Arrigoni: "Sarò felice solo a salvezza raggiunta"
Oggi pomeriggio a Villa Silvia mister Daniele Arrigoni ha parlato in conferenza stampa, dopo avere saltato quella di sabato sera a Palermo, tenendo fede alla sua personalissima scaramanzia che lo vuole muto in caso di vittoria in trasferta. Ecco le sue dichiarazioni raccolte da cesenatoday.it.
Si parte dalla prodigiosa vittoria nel fortino di Palermo: "A Palermo avevamo bisogno di tanta qualità in campo, l'innesto di Candreva mi ha permesso di avere più qualità in mezzo, Eder e Ghezzal hanno giocato anche in altre partite, ma il vero cambio a Palermo è stato l'ingresso di Candreva che con i suoi cambi di campo da 50 metri mi permetteva soluzioni di gioco nuove. Il risultato di sabato sicuramente ci dà morale, ma soprattutto la consapevolezza che a parte le squadre di alta classifica, il Cesena ha la forza per giocarsela con tutte le altre".

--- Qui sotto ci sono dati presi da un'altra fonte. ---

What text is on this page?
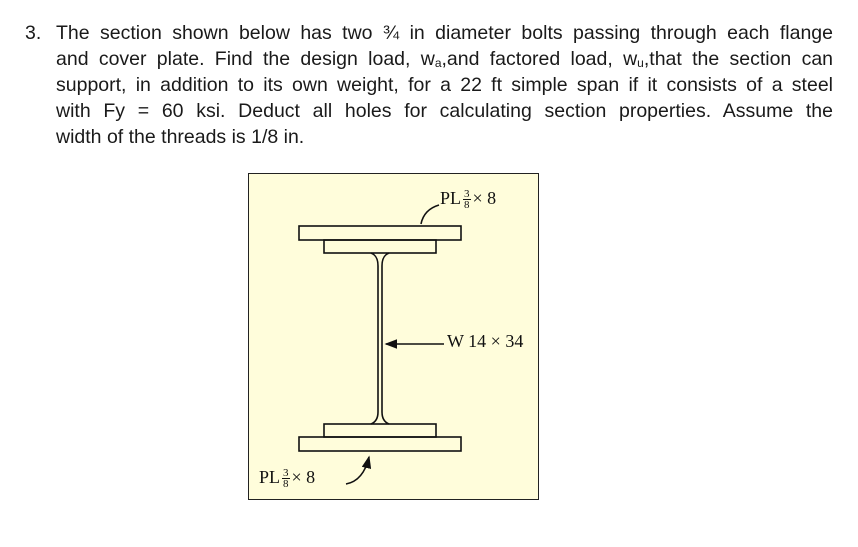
3. The section shown below has two ¾ in diameter bolts passing through each flange
and cover plate. Find the design load, wa,and factored load, wu,that the section can
support, in addition to its own weight, for a 22 ft simple span if it consists of a steel
with Fy = 60 ksi. Deduct all holes for calculating section properties. Assume the
width of the threads is 1/8 in.
PL $\frac{3}{8} \times 8$
W 14 × 34
PL $\frac{3}{8} \times 8$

Sul momento personale Daniele Arrigoni è chiaro: " Penso che questo mese appena trascorso sia stato importantissimo, ma se vogliamo parlare di felicità è ancora presto, sarò felice quando avremo raggiunto il nostro obiettivo della salvezza. Considero le vittorie della squadra come un successo di gruppo e mai personale".
Infine su Adrian Mutu: "Adrian comincia a sentirsi dentro alla squadra e credo che vada motivato in un certo modo. Quando è rientrato in panchina a Palermo, era il più motivato di tutti, mi ha detto che se avessero pareggiato sarebbe rimasto in panchina dal dispiacere".